(Updated at the end)…new rule for 2023!
The final stretch for the wall on a backstroke race has been a critical part of the stroke since it’s infancy. On a race that is done backwards this can be a bit tricky. Many races are won or lost on the touch.
On the backstroke finish a swimmer reaches for the wall on their back. This could be described as a ‘dive’ for the wall. Diving on your back is done with a dolphin-like action as your arm extends over your head. In the past the main rule was a swimmer must be on their back and not pass 90degrees to be considered ‘on their breast’.

But there is a fly in the ointment. After the 15m rule was introduced for the start after the 1988 Olympics for the the start and turns, the finish unexpectedly changed too.

According to the 15m underwater rule, on start and turns, the wording stated that a swimmer had to be on the surface after 15m and thus not go back underwater. That rule then circumvented those who might try to come up to the surface and go back underwater. Although re-submerging was not happening, the rule-makers did not want backstroke to return to the underwater race it had become.
This rule then inadvertently impacted the finish.

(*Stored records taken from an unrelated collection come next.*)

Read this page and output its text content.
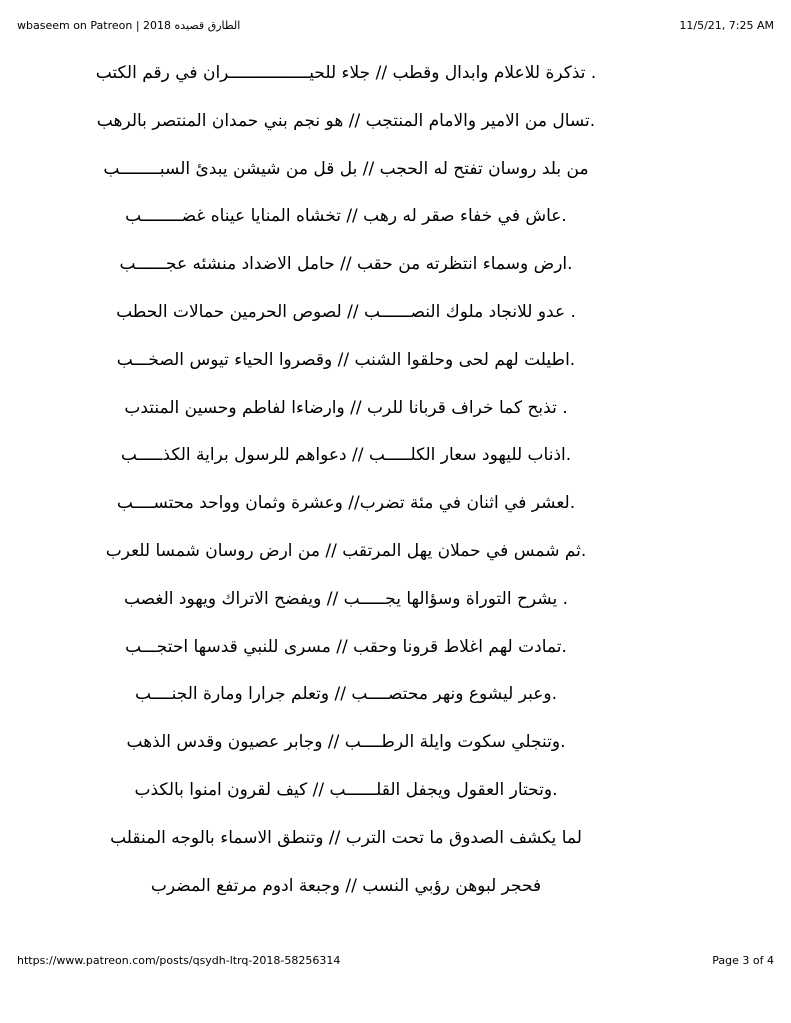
wbaseem on Patreon | 2018 قصيده‎ الطارق	11/5/21, 7:25 AM
. تذكرة للاعلام وابدال وقطب // جلاء للحيــــــــــــــــران في رقم الكتب
.تسال من الامير والامام المنتجب // هو نجم بني حمدان المنتصر بالرهب
من بلد روسان تفتح له الحجب // بل قل من شيشن يبدئ السبــــــــب
.عاش في خفاء صقر له رهب // تخشاه المنايا عيناه غضــــــــب
.ارض وسماء انتظرته من حقب // حامل الاضداد منشئه عجــــــب
. عدو للانجاد ملوك النصــــــب // لصوص الحرمين حمالات الحطب
.اطيلت لهم لحى وحلقوا الشنب // وقصروا الحياء تيوس الصخـــب
. تذبح كما خراف قربانا للرب // وارضاءا لفاطم وحسين المنتدب
.اذناب لليهود سعار الكلـــــب // دعواهم للرسول براية الكذـــــب
.لعشر في اثنان في مئة تضرب// وعشرة وثمان وواحد محتســــب
.ثم شمس في حملان يهل المرتقب // من ارض روسان شمسا للعرب
. يشرح التوراة وسؤالها يجـــــب // ويفضح الاتراك ويهود الغصب
.تمادت لهم اغلاط قرونا وحقب // مسرى للنبي قدسها احتجـــب
.وعبر ليشوع ونهر محتصــــب // وتعلم جرارا ومارة الجنــــب
.وتنجلي سكوت وايلة الرطــــب // وجابر عصيون وقدس الذهب
.وتحتار العقول ويجفل القلــــــب // كيف لقرون امنوا بالكذب
لما يكشف الصدوق ما تحت الترب // وتنطق الاسماء بالوجه المنقلب
فحجر لبوهن رؤبي النسب // وجبعة ادوم مرتفع المضرب
https://www.patreon.com/posts/qsydh-ltrq-2018-58256314	Page 3 of 4
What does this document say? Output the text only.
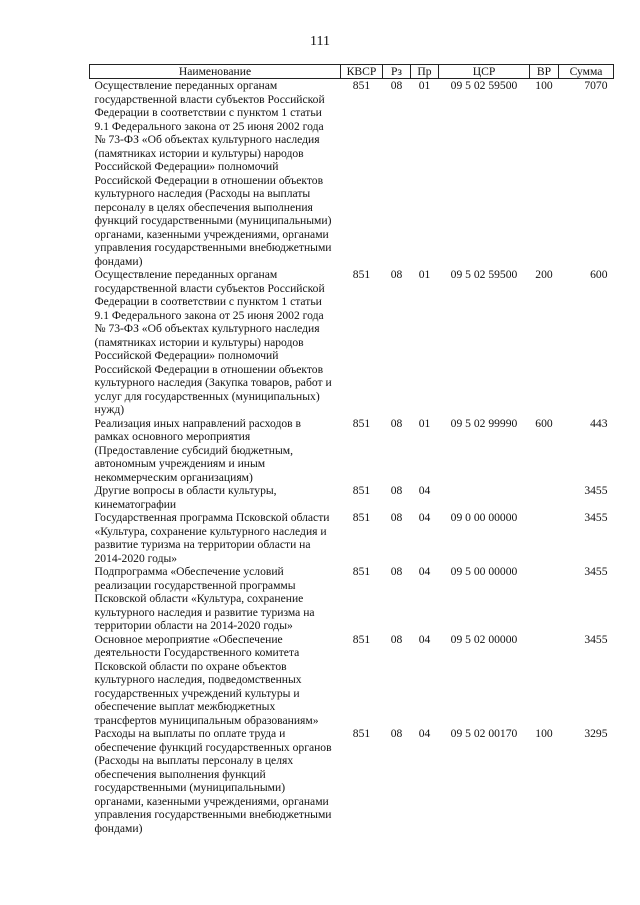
111
Наименование	КВСР	Рз	Пр	ЦСР	ВР	Сумма
Осуществление переданных органам государственной власти субъектов Российской Федерации в соответствии с пунктом 1 статьи 9.1 Федерального закона от 25 июня 2002 года № 73-ФЗ «Об объектах культурного наследия (памятниках истории и культуры) народов Российской Федерации» полномочий Российской Федерации в отношении объектов культурного наследия (Расходы на выплаты персоналу в целях обеспечения выполнения функций государственными (муниципальными) органами, казенными учреждениями, органами управления государственными внебюджетными фондами)	851	08	01	09 5 02 59500	100	7070
Осуществление переданных органам государственной власти субъектов Российской Федерации в соответствии с пунктом 1 статьи 9.1 Федерального закона от 25 июня 2002 года № 73-ФЗ «Об объектах культурного наследия (памятниках истории и культуры) народов Российской Федерации» полномочий Российской Федерации в отношении объектов культурного наследия (Закупка товаров, работ и услуг для государственных (муниципальных) нужд)	851	08	01	09 5 02 59500	200	600
Реализация иных направлений расходов в рамках основного мероприятия (Предоставление субсидий бюджетным, автономным учреждениям и иным некоммерческим организациям)	851	08	01	09 5 02 99990	600	443
Другие вопросы в области культуры, кинематографии	851	08	04			3455
Государственная программа Псковской области «Культура, сохранение культурного наследия и развитие туризма на территории области на 2014-2020 годы»	851	08	04	09 0 00 00000		3455
Подпрограмма «Обеспечение условий реализации государственной программы Псковской области «Культура, сохранение культурного наследия и развитие туризма на территории области на 2014-2020 годы»	851	08	04	09 5 00 00000		3455
Основное мероприятие «Обеспечение деятельности Государственного комитета Псковской области по охране объектов культурного наследия, подведомственных государственных учреждений культуры и обеспечение выплат межбюджетных трансфертов муниципальным образованиям»	851	08	04	09 5 02 00000		3455
Расходы на выплаты по оплате труда и обеспечение функций государственных органов (Расходы на выплаты персоналу в целях обеспечения выполнения функций государственными (муниципальными) органами, казенными учреждениями, органами управления государственными внебюджетными фондами)	851	08	04	09 5 02 00170	100	3295
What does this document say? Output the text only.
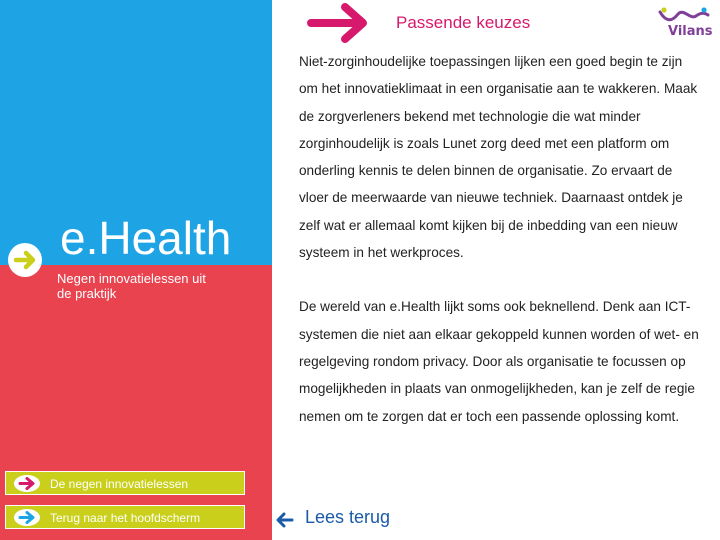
e.Health
Negen innovatielessen uit de praktijk
Passende keuzes	Vilans

Niet-zorginhoudelijke toepassingen lijken een goed begin te zijn om het innovatieklimaat in een organisatie aan te wakkeren. Maak de zorgverleners bekend met technologie die wat minder zorginhoudelijk is zoals Lunet zorg deed met een platform om onderling kennis te delen binnen de organisatie. Zo ervaart de vloer de meerwaarde van nieuwe techniek. Daarnaast ontdek je zelf wat er allemaal komt kijken bij de inbedding van een nieuw systeem in het werkproces.

De wereld van e.Health lijkt soms ook beknellend. Denk aan ICT-systemen die niet aan elkaar gekoppeld kunnen worden of wet- en regelgeving rondom privacy. Door als organisatie te focussen op mogelijkheden in plaats van onmogelijkheden, kan je zelf de regie nemen om te zorgen dat er toch een passende oplossing komt.

De negen innovatielessen
Terug naar het hoofdscherm	Lees terug
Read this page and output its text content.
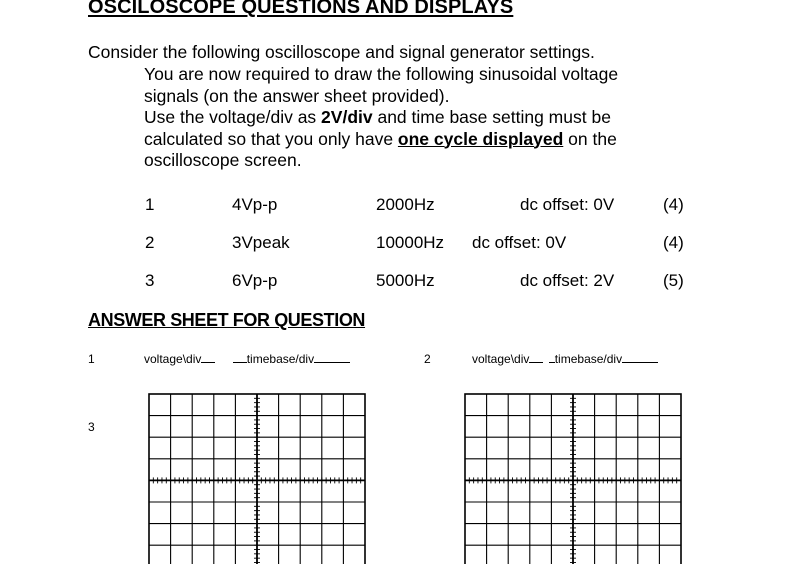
OSCILOSCOPE QUESTIONS AND DISPLAYS
Consider the following oscilloscope and signal generator settings.
You are now required to draw the following sinusoidal voltage
signals (on the answer sheet provided).
Use the voltage/div as 2V/div and time base setting must be
calculated so that you only have one cycle displayed on the
oscilloscope screen.
1	4Vp-p	2000Hz	dc offset: 0V	(4)
2	3Vpeak	10000Hz dc offset: 0V	(4)
3	6Vp-p	5000Hz	dc offset: 2V	(5)
ANSWER SHEET FOR QUESTION
1	voltage\div	timebase/div	2	voltage\div timebase/div
3
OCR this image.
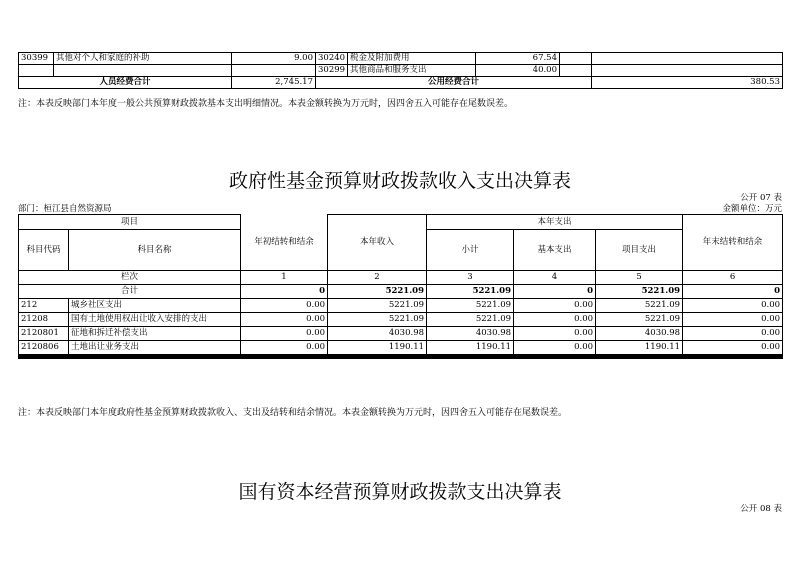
30399	其他对个人和家庭的补助	9.00	30240	税金及附加费用	67.54		
			30299	其他商品和服务支出	40.00		
人员经费合计		2,745.17	公用经费合计				380.53
注：本表反映部门本年度一般公共预算财政拨款基本支出明细情况。本表金额转换为万元时，因四舍五入可能存在尾数误差。
政府性基金预算财政拨款收入支出决算表
公开 07 表
部门：桓江县自然资源局	金额单位：万元
项目		年初结转和结余	本年收入	本年支出			年末结转和结余
科目代码	科目名称			小计	基本支出	项目支出	
栏次		1	2	3	4	5	6
合计		0	5221.09	5221.09	0	5221.09	0
212	城乡社区支出	0.00	5221.09	5221.09	0.00	5221.09	0.00
21208	国有土地使用权出让收入安排的支出	0.00	5221.09	5221.09	0.00	5221.09	0.00
2120801	征地和拆迁补偿支出	0.00	4030.98	4030.98	0.00	4030.98	0.00
2120806	土地出让业务支出	0.00	1190.11	1190.11	0.00	1190.11	0.00

注：本表反映部门本年度政府性基金预算财政拨款收入、支出及结转和结余情况。本表金额转换为万元时，因四舍五入可能存在尾数误差。
国有资本经营预算财政拨款支出决算表
公开 08 表
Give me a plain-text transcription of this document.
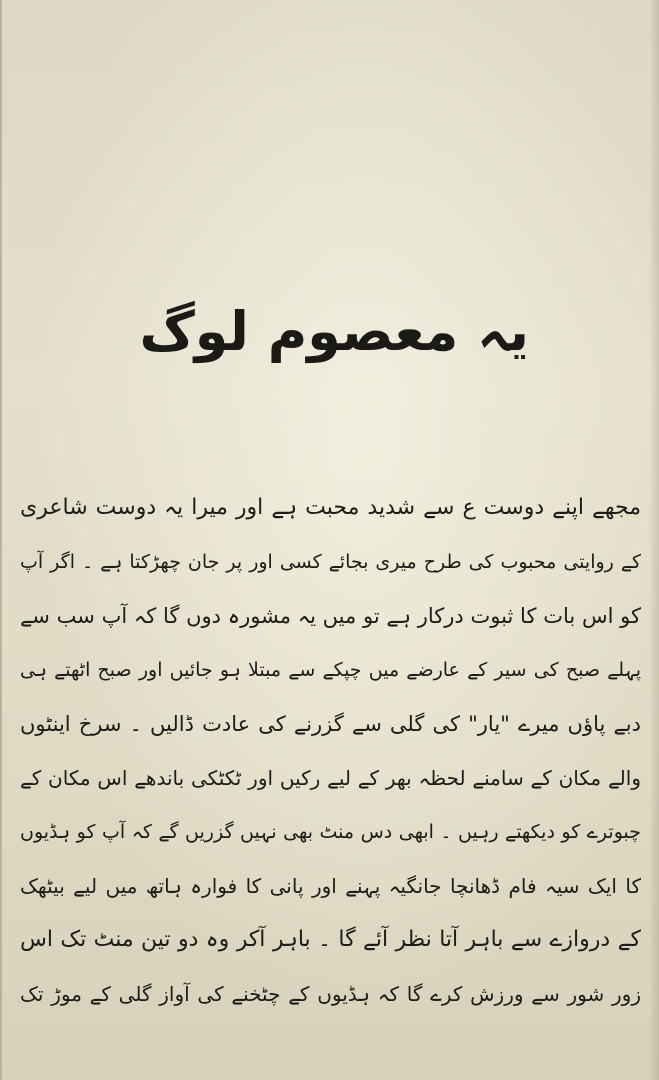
یہ معصوم لوگ
مجھے اپنے دوست ع سے شدید محبت ہے اور میرا یہ دوست شاعری
کے روایتی محبوب کی طرح میری بجائے کسی اور پر جان چھڑکتا ہے ۔ اگر آپ
کو اس بات کا ثبوت درکار ہے تو میں یہ مشورہ دوں گا کہ آپ سب سے
پہلے صبح کی سیر کے عارضے میں چپکے سے مبتلا ہو جائیں اور صبح اٹھتے ہی
دبے پاؤں میرے "یار" کی گلی سے گزرنے کی عادت ڈالیں ۔ سرخ اینٹوں
والے مکان کے سامنے لحظہ بھر کے لیے رکیں اور ٹکٹکی باندھے اس مکان کے
چبوترے کو دیکھتے رہیں ۔ ابھی دس منٹ بھی نہیں گزریں گے کہ آپ کو ہڈیوں
کا ایک سیہ فام ڈھانچا جانگیہ پہنے اور پانی کا فوارہ ہاتھ میں لیے بیٹھک
کے دروازے سے باہر آتا نظر آئے گا ۔ باہر آکر وہ دو تین منٹ تک اس
زور شور سے ورزش کرے گا کہ ہڈیوں کے چٹخنے کی آواز گلی کے موڑ تک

At the finish, on the dive for the wall, a backstroker will likely submerge as they touch. Watching the final lunge, or dive, for the finish, in international events, you’d note that many (if not all) the swimmers submerge momentarily as they touch.
At a competition for young age group swimmers I had a swimmer disqualified for going under water on the touch. I was gobsmacked! This was not a rule. I was certain. The recently qualified Referee gleefully showed me the rule after the competition. I did not want to spend £50 to make a written protest (another bugbear of mine).
Since I felt this was a misinterpretation of the rule I emailed and subsequently met with the National Referee who tutors the Referees.
Again I was gobsmacked! The new Referee was correct (indeed that made me wrong…oh dear). But I asked about international swimmers who seemed to break this rule and it was true; they do go underwater on the touch but this is overlooked.
How is this fair? Expert swimmers don’t need to follow this rule but young swimmers do?
Looking into this I found that the way to make a rule change is a very long drawn out process. So I didn’t. Instead, like other coaches of non-international swimmers, I teach my swimmers to flick their feet up on the finish. But this ridiculous rule, that’s not really a rule, continues, and newly qualified Referees can gleefully disqualify those swimmers who don’t know, while the experienced Referees turn a blind eye.
Update!
The rule that isn’t really a rule is now officially not a rule in 2023. On the touch on the backstroke you can go underwater as you touch the wall. All those traumatised kids, disqualified for a vague rule, can now touch as they like. Happy days.